I ended up with 6 persona pairs. Initially I was going to ship with just optimist/pessimist, but naming the characters made me want to build more:

Pair	Characters
Optimist / Pessimist	Sunny vs Murphy
Builder / Critic	Mason vs Raven
Steelman / Strawman	Ada vs Richie
Philosopher / Pragmatist	Sophia vs Max
Devil's Advocate / Believer	Loki vs Faith
Expert / Novice	Prof vs Scout

"Sunny says..." reads better than "The Optimist says..." It makes the debates feel like conversations between people.

Architecture: Keep the Engine Pure

The engine knows nothing about LLMs or terminals. It manages state and emits events. That's it.

┌─────────────┐     ┌─────────────┐     ┌─────────────┐
│   CLI       │────▶│   Engine    │────▶│ LLM Provider│
│  (Typer)    │     │(State Machine)│   │  (Ollama,   │
└─────────────┘     └─────────────┘     │   OpenAI)   │
                           │            └─────────────┘
                           ▼
                    ┌─────────────┐
                    │   Output    │
                    │   (Rich)    │
                    └─────────────┘

The engine emits on_agent_start, on_agent_chunk, on_agent_done. The CLI subscribes and renders with Rich. This separation meant I could write 11 unit tests for debate logic without touching LLM calls or terminal output.

I considered a simpler approach, just a while loop with streaming prints. Would've been faster to build. But I knew I'd want pause/resume, and retrofitting state management into a loop is painful. The state machine was maybe 30 minutes more upfront and saved me from rewriting later.

The Streaming Bug

First version had every turn rendering twice. Once during streaming (with a blinking cursor), once after (final version). Looked broken.

Took me 20 minutes to figure out why. Rich's Live context doesn't clear when you call stop(). It leaves the last rendered frame on screen. So my code was:

Stream with Live (panel with cursor)
Stop Live (panel stays on screen)
Render final turn (second panel appears)

The fix:

def stop_streaming(self) -> None:
    if self._live and self._current_persona:
        self._live.update(self._build_final_panel())  # Replace cursor with final
        self._live.stop()

Update the Live context to the final version before stopping. Then don't re-render. The streaming panel becomes the final panel in place.

What Didn't Work

The summary prompts are mediocre. They list bullet points from each side but miss the interesting tensions. In the contract debate, the summary didn't catch Raven's "three months becomes six" point—the thing that actually mattered.

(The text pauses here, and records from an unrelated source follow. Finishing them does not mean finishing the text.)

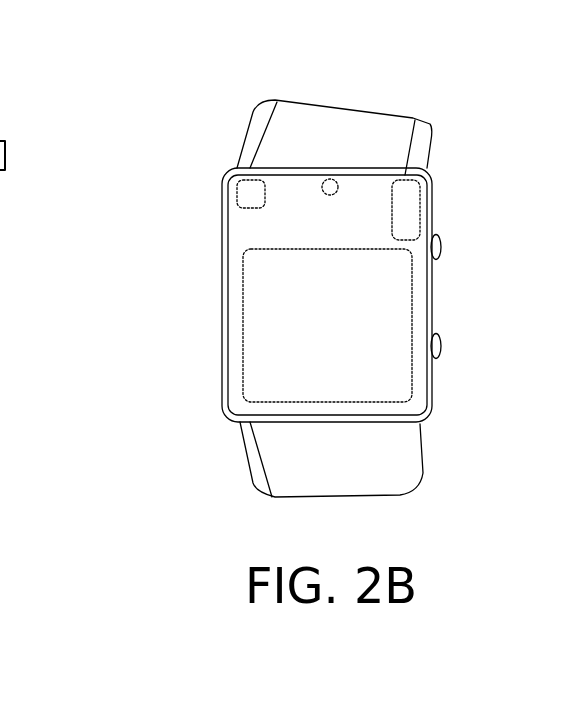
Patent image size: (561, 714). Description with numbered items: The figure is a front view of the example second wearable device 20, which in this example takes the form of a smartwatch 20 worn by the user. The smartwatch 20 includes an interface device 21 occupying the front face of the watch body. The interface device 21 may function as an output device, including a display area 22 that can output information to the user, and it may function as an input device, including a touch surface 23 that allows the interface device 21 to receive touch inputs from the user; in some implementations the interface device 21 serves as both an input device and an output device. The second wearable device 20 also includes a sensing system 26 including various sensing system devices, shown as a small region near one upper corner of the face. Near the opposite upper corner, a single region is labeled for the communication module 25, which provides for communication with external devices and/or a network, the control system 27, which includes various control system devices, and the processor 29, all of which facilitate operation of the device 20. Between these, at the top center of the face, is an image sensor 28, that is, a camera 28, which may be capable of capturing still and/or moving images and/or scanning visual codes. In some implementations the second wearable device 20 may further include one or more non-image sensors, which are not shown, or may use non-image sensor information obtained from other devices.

The second wearable device 20 is at (466, 88).
The interface device 21 is at (210, 297).
The display area 22 is at (250, 275).
The touch surface 23 is at (242, 222).
The communication module 25 is at (472, 196).
The sensing system 26 is at (232, 183).
The control system 27 is at (472, 196).
The image sensor 28 is at (332, 179).
The processor 29 is at (415, 202).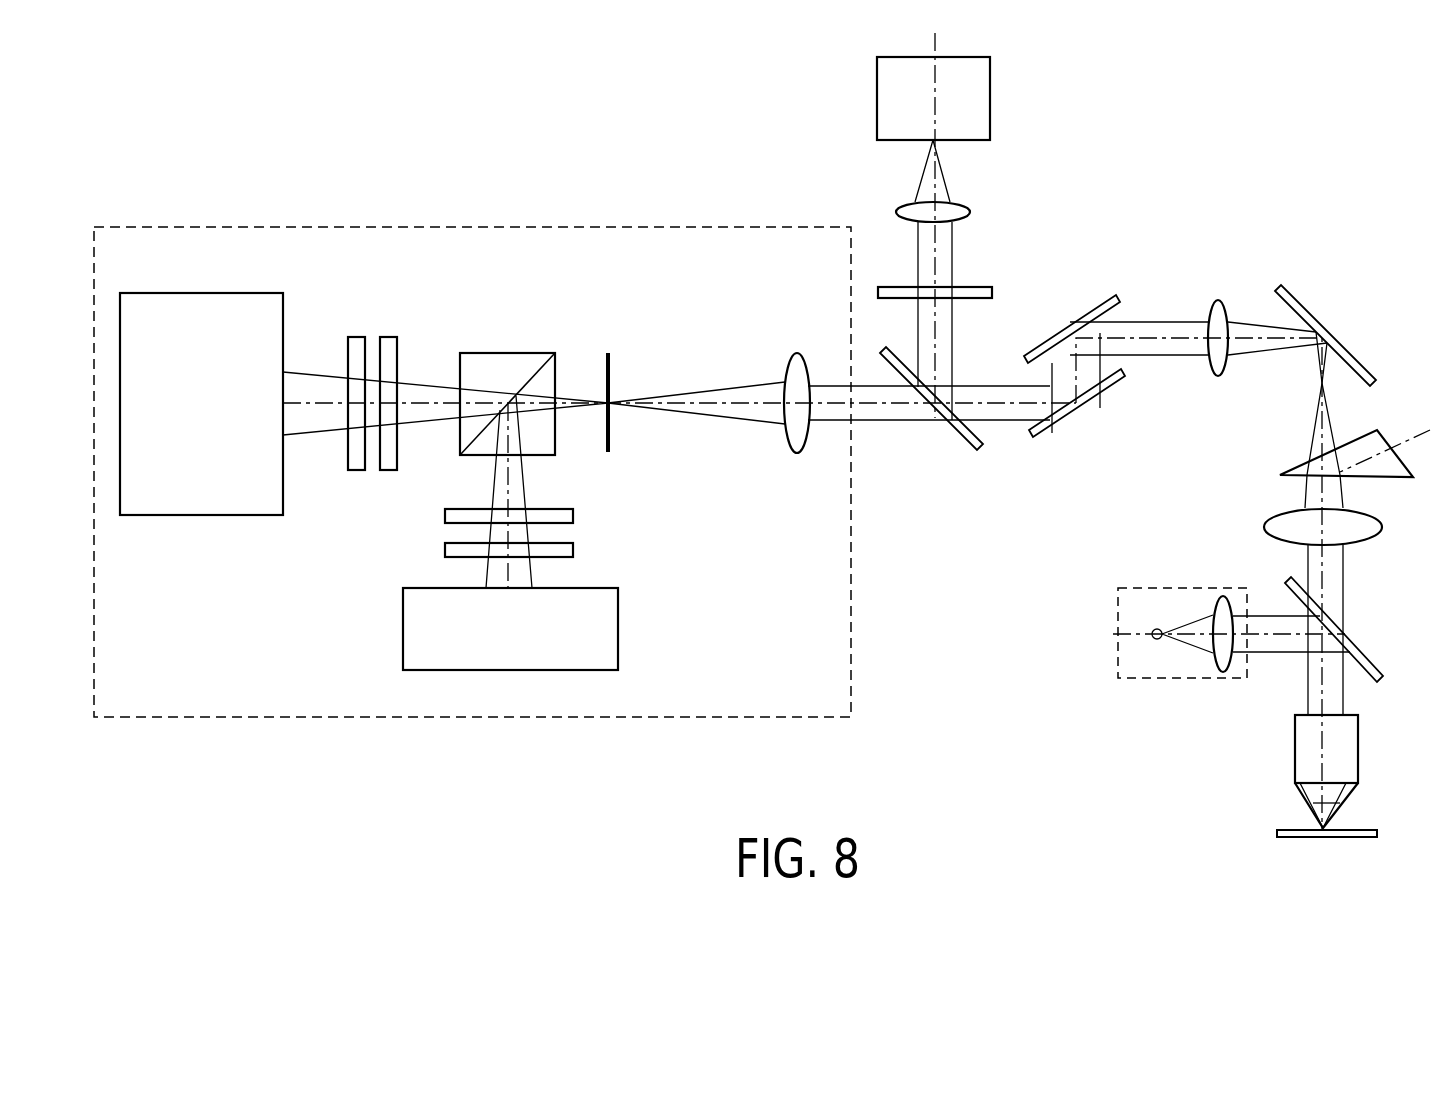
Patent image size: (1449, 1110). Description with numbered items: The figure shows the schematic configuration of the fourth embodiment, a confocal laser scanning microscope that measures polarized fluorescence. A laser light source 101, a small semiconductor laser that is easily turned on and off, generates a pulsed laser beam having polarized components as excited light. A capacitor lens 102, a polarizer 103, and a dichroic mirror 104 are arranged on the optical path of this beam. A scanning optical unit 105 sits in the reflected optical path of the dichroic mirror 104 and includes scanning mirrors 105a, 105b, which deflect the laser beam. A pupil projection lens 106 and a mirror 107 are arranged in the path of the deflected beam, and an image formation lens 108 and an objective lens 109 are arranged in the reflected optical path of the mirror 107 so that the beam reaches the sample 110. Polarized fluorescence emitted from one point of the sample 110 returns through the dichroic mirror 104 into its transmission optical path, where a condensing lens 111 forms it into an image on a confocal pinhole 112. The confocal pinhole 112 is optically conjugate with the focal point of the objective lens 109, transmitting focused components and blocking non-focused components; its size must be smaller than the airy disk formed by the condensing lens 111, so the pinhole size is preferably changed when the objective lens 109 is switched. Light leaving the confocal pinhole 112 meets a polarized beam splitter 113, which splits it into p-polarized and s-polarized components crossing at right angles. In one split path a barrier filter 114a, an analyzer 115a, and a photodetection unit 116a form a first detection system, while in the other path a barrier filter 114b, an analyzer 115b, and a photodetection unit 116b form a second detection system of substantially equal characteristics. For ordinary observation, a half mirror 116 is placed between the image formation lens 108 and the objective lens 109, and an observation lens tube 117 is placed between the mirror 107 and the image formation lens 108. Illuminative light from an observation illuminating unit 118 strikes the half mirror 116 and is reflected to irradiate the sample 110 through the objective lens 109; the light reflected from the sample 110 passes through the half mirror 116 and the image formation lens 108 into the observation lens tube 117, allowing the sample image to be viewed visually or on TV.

The laser light source 101 is at (992, 96).
The capacitor lens 102 is at (972, 209).
The polarizer 103 is at (975, 287).
The dichroic mirror 104 is at (945, 449).
The scanning optical unit 105 is at (1112, 404).
The scanning mirror 105a is at (1042, 440).
The scanning mirror 105b is at (1057, 340).
The pupil projection lens 106 is at (1218, 300).
The mirror 107 is at (1355, 356).
The image formation lens 108 is at (1373, 541).
The objective lens 109 is at (1360, 750).
The sample 110 is at (1378, 834).
The condensing lens 111 is at (797, 444).
The confocal pinhole 112 is at (607, 353).
The polarized beam splitter 113 is at (487, 353).
The barrier filter 114a is at (575, 516).
The barrier filter 114b is at (390, 472).
The analyzer 115a is at (575, 550).
The analyzer 115b is at (356, 473).
The half mirror 116 is at (1367, 661).
The photodetection unit 116a is at (620, 627).
The photodetection unit 116b is at (240, 293).
The observation lens tube 117 is at (1380, 432).
The observation illuminating unit 118 is at (1165, 680).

I've tweaked the prompts twice, still not satisfied. Probably needs few-shot examples of good summaries.

Ollama is slow on my machine. Debates with llama3.2:3b take 30-40 seconds per turn. Fine for testing, frustrating for actual use. I run it with Groq now (free tier, fast inference). Should've prioritized that provider earlier.

Six personas was overkill for launch. I've used optimist_pessimist and builder_critic repeatedly. philosopher_pragmatist once. The others sit unused. Should've shipped two pairs and added more based on what people actually want.

What Worked

The character names were worth the effort. Murphy (named after Murphy's Law) feels like a person being cautious, not an AI being negative. The personas stay in character across turns because the system prompts are specific about tone, not just position.

I ran "Should I learn Rust or Go?" with philosopher_pragmatist. Sophia asked what kind of programmer I want to become. Max countered with what I'd actually ship in the next 6 months. That framing, identity vs pragmatism, was more useful than any "Rust vs Go" blog post.

The tool is at github.com/ravisankar-r/arguemint. Works with Ollama out of the box.

arguemint debate "Should I quit my job to start a startup?" --pair optimist_pessimist

Let the voices in your head argue it out.